話せなかった経験を今 青年団体と東北の交流15年

宮城県石巻市の遠藤孝一さん(66)と、和歌山市の青年団体の有志は長年にわたり交流を重ねてきた。和歌山のメンバーは震災後、毎年、年の瀬に石巻と仙台市に有田みかんを届け、現地で「運動会」を開く。中心メンバーの高垣晴夫さん(63)は「笑顔が戻り、みんな少しずつ元気になってきた。将来被災するかもしれないまちのために、15年がたった今、やっとつらい体験を話せるようになってきた」と話す。
東北と交流するのは、和歌山市青年団体協議会(上山哲平会長)のメンバーら。きっかけは2011年12月、以前から高垣さんと更生保護活動でつながりのあった遠藤さんにストーブを届けたこと。震災後、遠藤さんと連絡が取れなくなり、心配していたがテレビのニュース映像で遠藤さんが映ったことで、避難所に問い合わせ、6月ごろに無事が確認できた。
以来、毎年年末にはメンバー数人が東北へ出向き「食べて、動いて、参加して」をモットーにした「みかん狩り運動会」を開いている。景品はミカン。手でむき、その場ですぐに味わうことができ、喜ばれている。
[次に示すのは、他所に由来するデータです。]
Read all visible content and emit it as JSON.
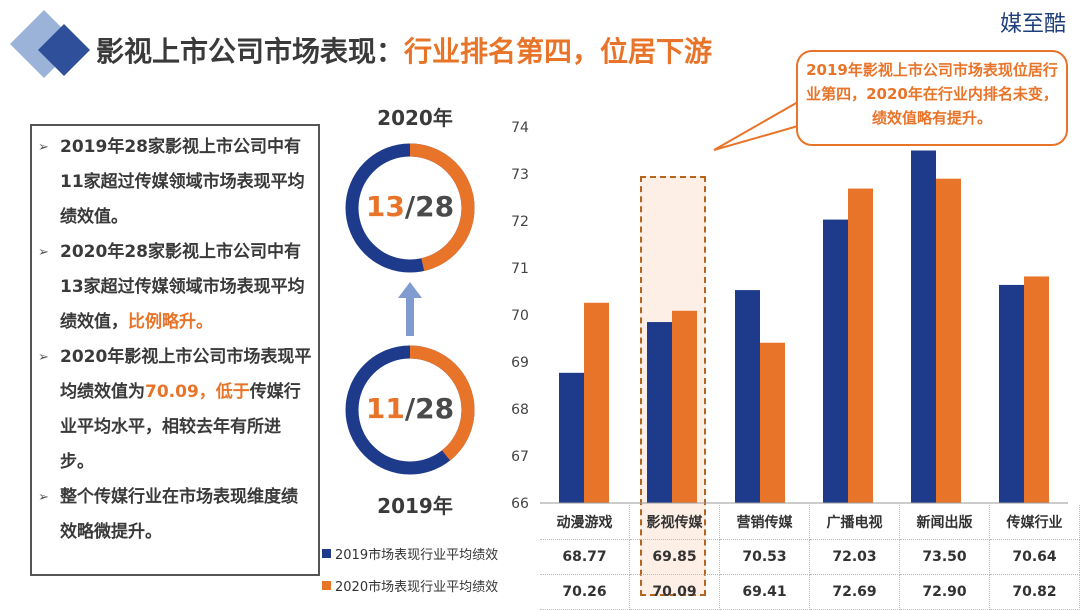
{
  "brand": "媒至酷",
  "title": {
    "main": "影视上市公司市场表现：",
    "highlight": "行业排名第四，位居下游"
  },
  "callout": "2019年影视上市公司市场表现位居行业第四，2020年在行业内排名未变，绩效值略有提升。",
  "bullets": [
    {
      "parts": [
        {
          "text": "2019年28家影视上市公司中有11家超过传媒领域市场表现平均绩效值。",
          "hl": false
        }
      ]
    },
    {
      "parts": [
        {
          "text": "2020年28家影视上市公司中有13家超过传媒领域市场表现平均绩效值，",
          "hl": false
        },
        {
          "text": "比例略升。",
          "hl": true
        }
      ]
    },
    {
      "parts": [
        {
          "text": "2020年影视上市公司市场表现平均绩效值为",
          "hl": false
        },
        {
          "text": "70.09，低于",
          "hl": true
        },
        {
          "text": "传媒行业平均水平，相较去年有所进步。",
          "hl": false
        }
      ]
    },
    {
      "parts": [
        {
          "text": "整个传媒行业在市场表现维度绩效略微提升。",
          "hl": false
        }
      ]
    }
  ],
  "rings": {
    "top": {
      "year": "2020年",
      "num": "13",
      "den": "/28",
      "value": 13,
      "total": 28
    },
    "bottom": {
      "year": "2019年",
      "num": "11",
      "den": "/28",
      "value": 11,
      "total": 28
    }
  },
  "colors": {
    "blue": "#1e3a8a",
    "orange": "#e8742a",
    "arrow": "#7f9bcf"
  },
  "chart_data": {
    "type": "bar",
    "categories": [
      "动漫游戏",
      "影视传媒",
      "营销传媒",
      "广播电视",
      "新闻出版",
      "传媒行业"
    ],
    "series": [
      {
        "name": "2019市场表现行业平均绩效",
        "values": [
          68.77,
          69.85,
          70.53,
          72.03,
          73.5,
          70.64
        ]
      },
      {
        "name": "2020市场表现行业平均绩效",
        "values": [
          70.26,
          70.09,
          69.41,
          72.69,
          72.9,
          70.82
        ]
      }
    ],
    "value_labels": [
      [
        "68.77",
        "69.85",
        "70.53",
        "72.03",
        "73.50",
        "70.64"
      ],
      [
        "70.26",
        "70.09",
        "69.41",
        "72.69",
        "72.90",
        "70.82"
      ]
    ],
    "yticks": [
      "66",
      "67",
      "68",
      "69",
      "70",
      "71",
      "72",
      "73",
      "74"
    ],
    "ylim": [
      66,
      74
    ],
    "highlight_category": "影视传媒",
    "legend": "data-table-left",
    "grid": false
  }
}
「和歌山のミカンは人を励まし、笑顔にする。ミカンが持っているパワーを感じた」と高垣さん。運動会は「遠くの親戚に会いに行く」恒例の行事になっている。
購入したものや農家からの寄贈を含め、昨年末に贈ったのは1・3㌧。メンバーの子どもの小学生2人を含む7人が東北へ向かい、両市での「運動会」には計約190人が参加した。遠藤さんは「毎年、石巻の人たちは有田みかんを楽しみにしている。寒い冬も、頑張って乗り切ろうという気持ちになる」と感謝する。
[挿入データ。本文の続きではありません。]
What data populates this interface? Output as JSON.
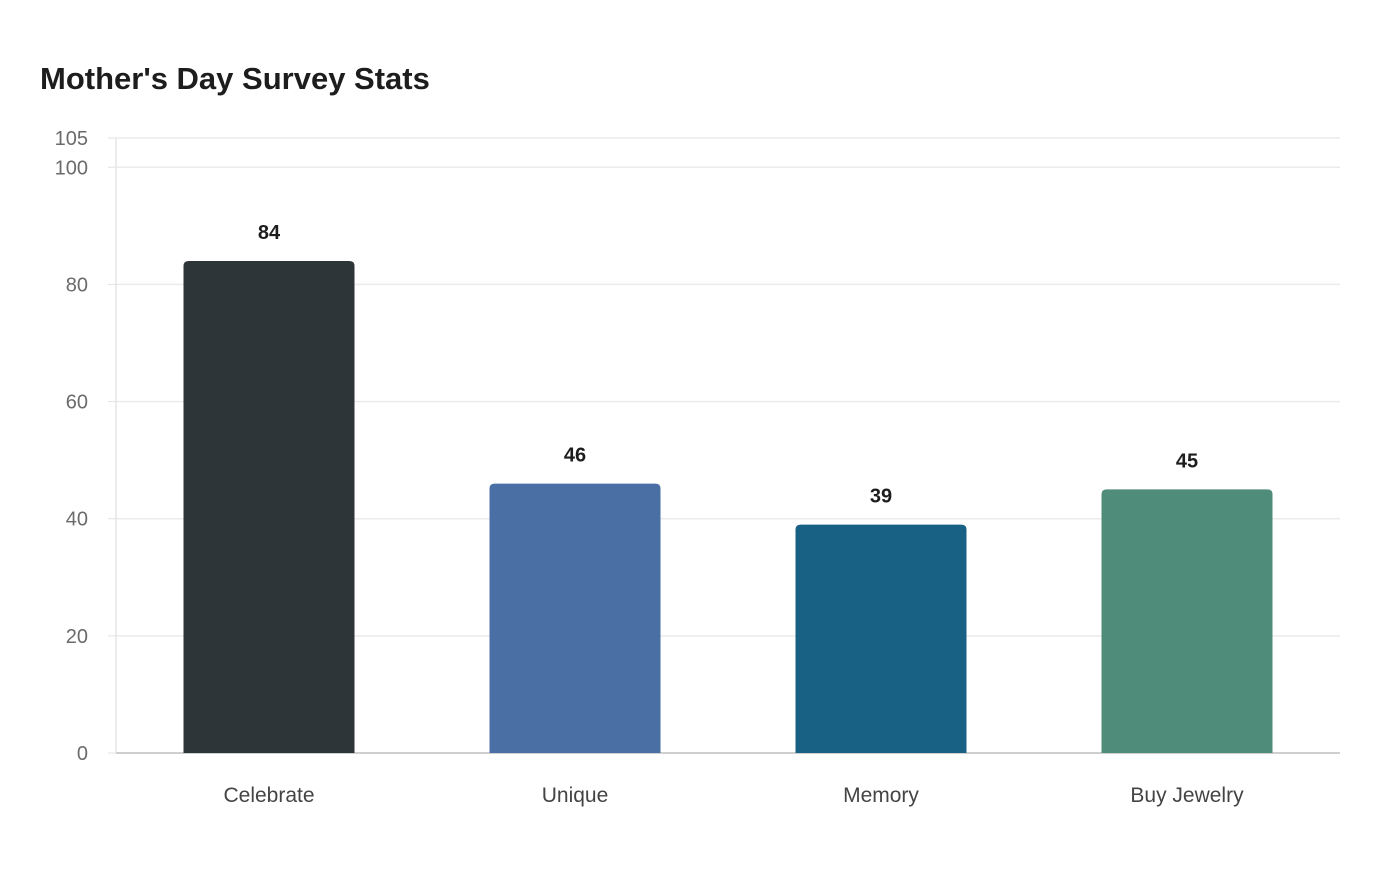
{
  "chart_data": {
    "type": "bar",
    "title": "Mother's Day Survey Stats",
    "xlabel": "",
    "ylabel": "",
    "categories": [
      "Celebrate",
      "Unique",
      "Memory",
      "Buy Jewelry"
    ],
    "values": [
      84,
      46,
      39,
      45
    ],
    "colors": [
      "#2e3538",
      "#4a6fa5",
      "#186185",
      "#4f8c7a"
    ],
    "ylim": [
      0,
      105
    ],
    "yticks": [
      0,
      20,
      40,
      60,
      80,
      100,
      105
    ],
    "grid": true,
    "legend": "none"
  }
}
南海トラフを震源とする巨大地震の発生が懸念されている和歌山でも、津波防災を啓発しようと、メンバーは2017年、和歌山市の片男波海水浴場に、予想される津波の高さを示す看板を設置した。また同団体の仲介により、稲むらの火の館(広川町)が石巻市の旧大川小学校にサルスベリの木を寄贈・植樹するなど、次の世代につなぐ試みも行われている。
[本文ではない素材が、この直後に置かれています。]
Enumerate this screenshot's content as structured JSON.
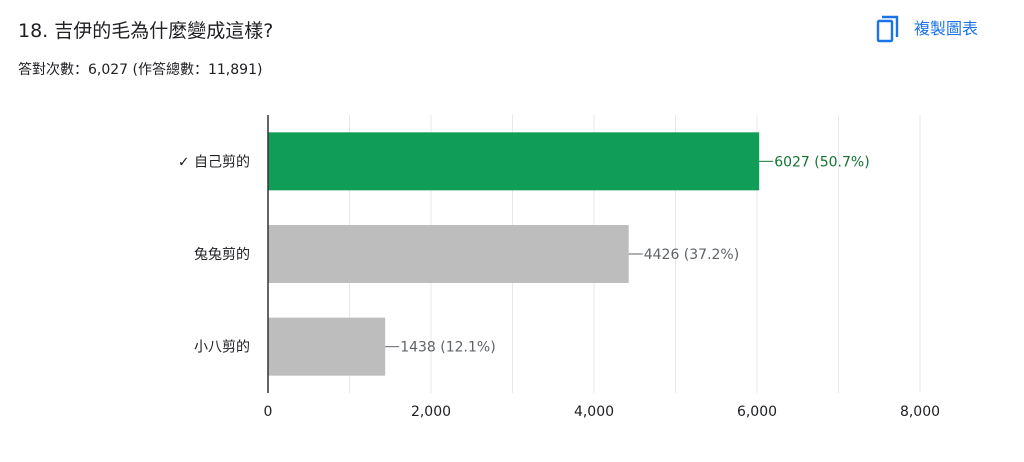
{
  "question": {
    "title": "18. 吉伊的毛為什麼變成這樣?",
    "stats": "答對次數：6,027 (作答總數：11,891)"
  },
  "toolbar": {
    "copy_label": "複製圖表",
    "copy_icon": "copy-icon"
  },
  "colors": {
    "correct_bar": "#0f9d58",
    "other_bar": "#bdbdbd",
    "correct_text": "#137333",
    "other_text": "#5f6368",
    "accent": "#1a73e8"
  },
  "chart_data": {
    "type": "bar",
    "orientation": "horizontal",
    "categories": [
      "✓ 自己剪的",
      "兔兔剪的",
      "小八剪的"
    ],
    "values": [
      6027,
      4426,
      1438
    ],
    "value_labels": [
      "6027 (50.7%)",
      "4426 (37.2%)",
      "1438 (12.1%)"
    ],
    "correct": [
      true,
      false,
      false
    ],
    "xlim": [
      0,
      8000
    ],
    "x_ticks": [
      0,
      2000,
      4000,
      6000,
      8000
    ],
    "x_tick_labels": [
      "0",
      "2,000",
      "4,000",
      "6,000",
      "8,000"
    ],
    "grid": "vertical"
  }
}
重いはずの口を開き、被災体験を話した遠藤さんは「これまでに頂いたご恩へ感謝の気持ちを込めて、いま伝えておかないと、と思った」と話す。
高垣さんは「いずれ、われわれも助けてもらうことになるかもしれない。大切なのは人と人との交流。つらく悲しい体験を話すことで、少しでも楽になったり、自身の励みになったり、乗り越えられる部分もあるのではと新しい力を感じる」と話している。